While the parable is explicitly about the repentance of sinners, it also showcases the unique value to God of each person God individually and uniquely created. When a person—with or without a disability—vanishes or is not fully included in the life of the congregation, the loss is not only significant, but one of a kind.
Just as in Jesus’ parable of the one lost sheep, we too must drop everything when a person with a disability vanishes from our pews due to inaccessibility in the church, a lack of universal design, non-inclusive practices and attitudes, or other reasons.
We can “drop everything” by repenting of our lack of inclusivity or accessibility and for any barriers that we as a church or as individuals have put up. The next step is to embrace that person with a full welcome, genuinely listening to them about how the barriers can be removed or vanquished and how we can champion their full return.
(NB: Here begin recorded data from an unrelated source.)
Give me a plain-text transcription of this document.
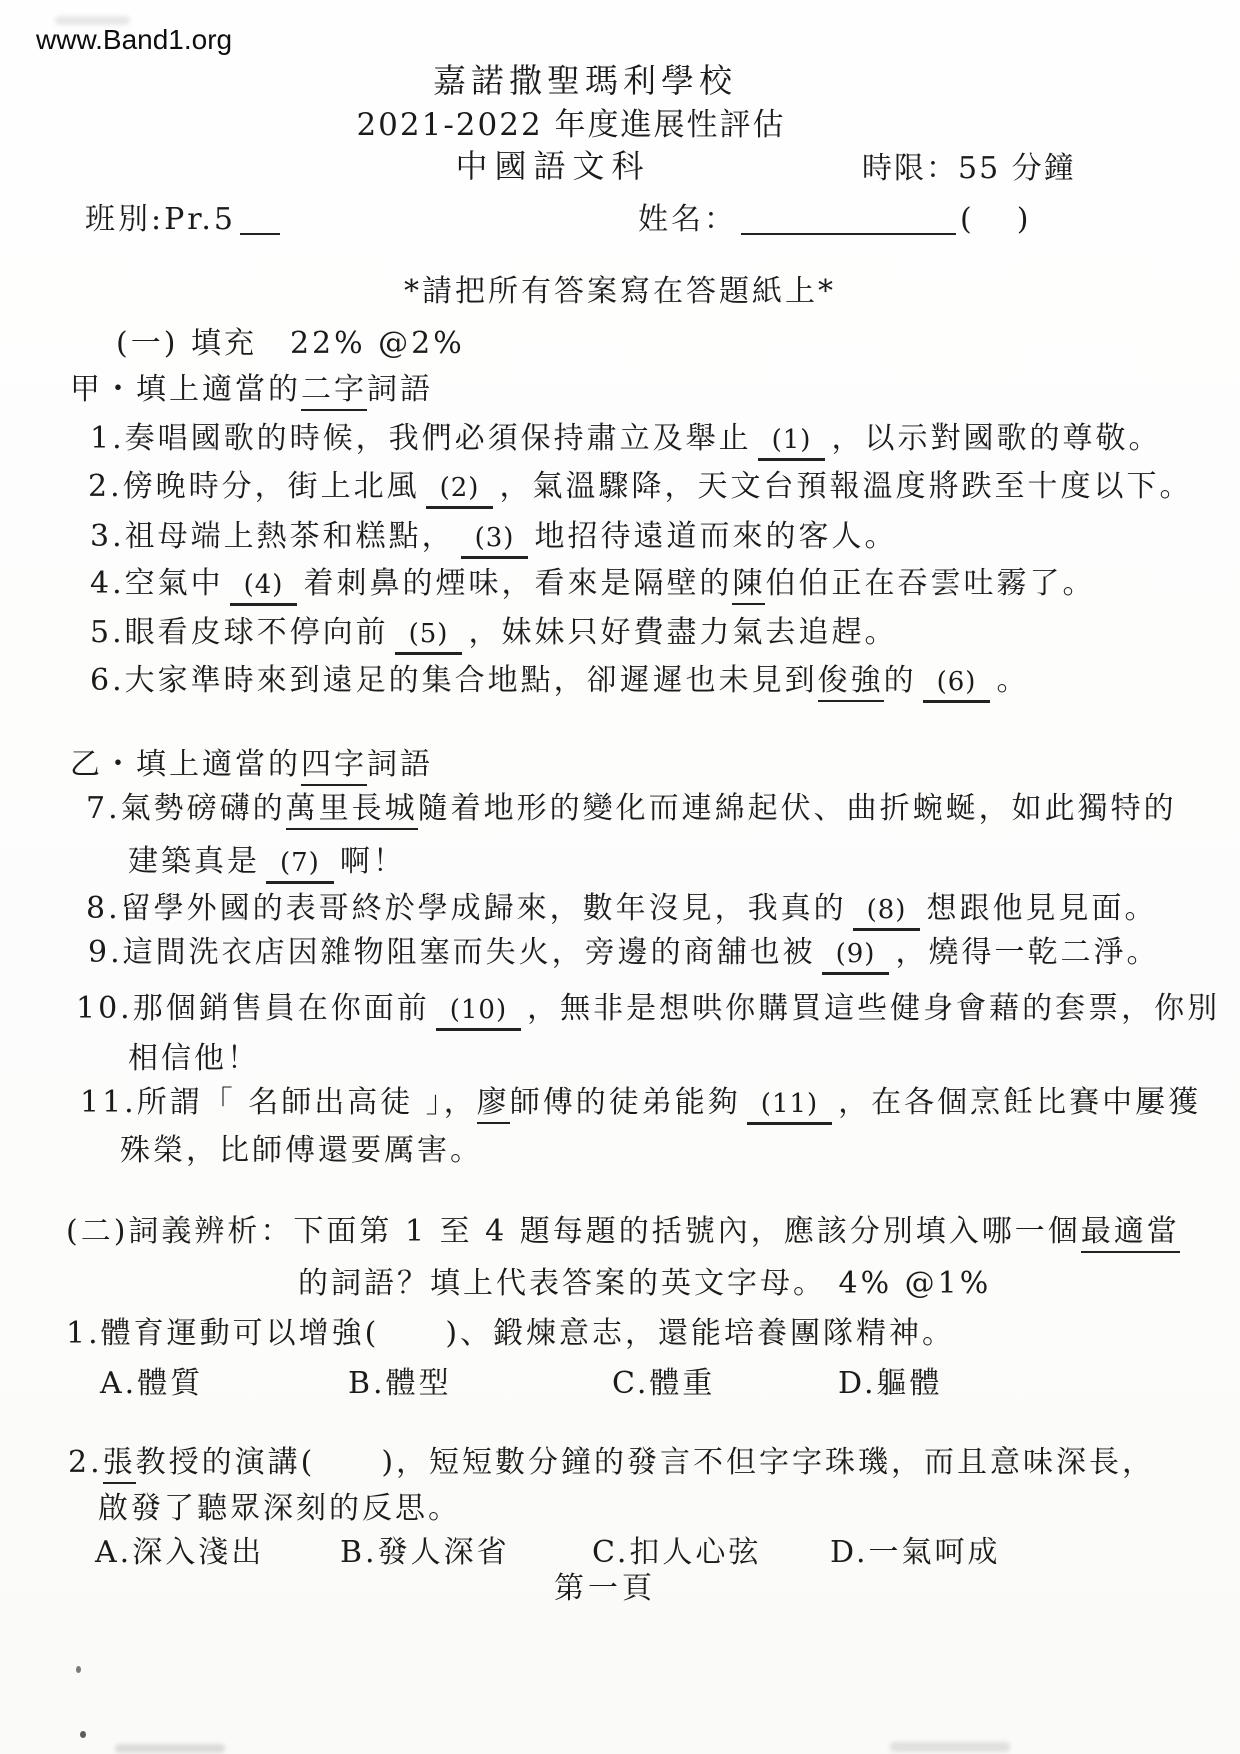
www.Band1.org
嘉諾撒聖瑪利學校
2021-2022 年度進展性評估
中國語文科	時限：55 分鐘
班別:Pr.5	姓名：	( )
*請把所有答案寫在答題紙上*
(一) 填充　22% @2%
甲・填上適當的二字詞語
1.奏唱國歌的時候，我們必須保持肅立及舉止 (1) ，以示對國歌的尊敬。
2.傍晚時分，街上北風 (2) ，氣溫驟降，天文台預報溫度將跌至十度以下。
3.祖母端上熱茶和糕點， (3) 地招待遠道而來的客人。
4.空氣中 (4) 着刺鼻的煙味，看來是隔壁的陳伯伯正在吞雲吐霧了。
5.眼看皮球不停向前 (5) ，妹妹只好費盡力氣去追趕。
6.大家準時來到遠足的集合地點，卻遲遲也未見到俊強的 (6) 。
乙・填上適當的四字詞語
7.氣勢磅礴的萬里長城隨着地形的變化而連綿起伏、曲折蜿蜒，如此獨特的
建築真是 (7) 啊！
8.留學外國的表哥終於學成歸來，數年沒見，我真的 (8) 想跟他見見面。
9.這間洗衣店因雜物阻塞而失火，旁邊的商舖也被 (9) ，燒得一乾二淨。
10.那個銷售員在你面前 (10) ，無非是想哄你購買這些健身會藉的套票，你別
相信他！
11.所謂「 名師出高徒 」，廖師傅的徒弟能夠 (11) ，在各個烹飪比賽中屢獲
殊榮，比師傅還要厲害。
(二)詞義辨析：下面第 1 至 4 題每題的括號內，應該分別填入哪一個最適當
的詞語？填上代表答案的英文字母。 4% @1%
1.體育運動可以增強(　　)、鍛煉意志，還能培養團隊精神。
A.體質	B.體型	C.體重	D.軀體
2.張教授的演講(　　)，短短數分鐘的發言不但字字珠璣，而且意味深長，
啟發了聽眾深刻的反思。
A.深入淺出	B.發人深省	C.扣人心弦 D.一氣呵成
第一頁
To keep that person and their unique gifting is to retain a treasure of greatest value, just as it is for any other member with or without a disability. We avoid the loss and vanishing of not only that individual’s unique gifts but also their presence, friendship, love, and continued relationship as our dear brother or sister in Christ. This, ultimately, means everything and is worth all cost.
Discussion Questions:
- When was the last time you were either served in some way or taught something by a person with disabilities? Can you recount the moment?
- What are some specific ways we can love each other deeply in community, modeling Psalm 34:18, “the LORD is close to the brokenhearted”?
- In what ways have people with disabilities served in your local church?
- What barriers—physical or attitudinal—need to be removed in your church in order to better include people with disabilities?
About the Author
Jenna C. Hoff is a freelance writer and editor in Edmonton, Alta. She is a member of Inglewood Christian Reformed Church.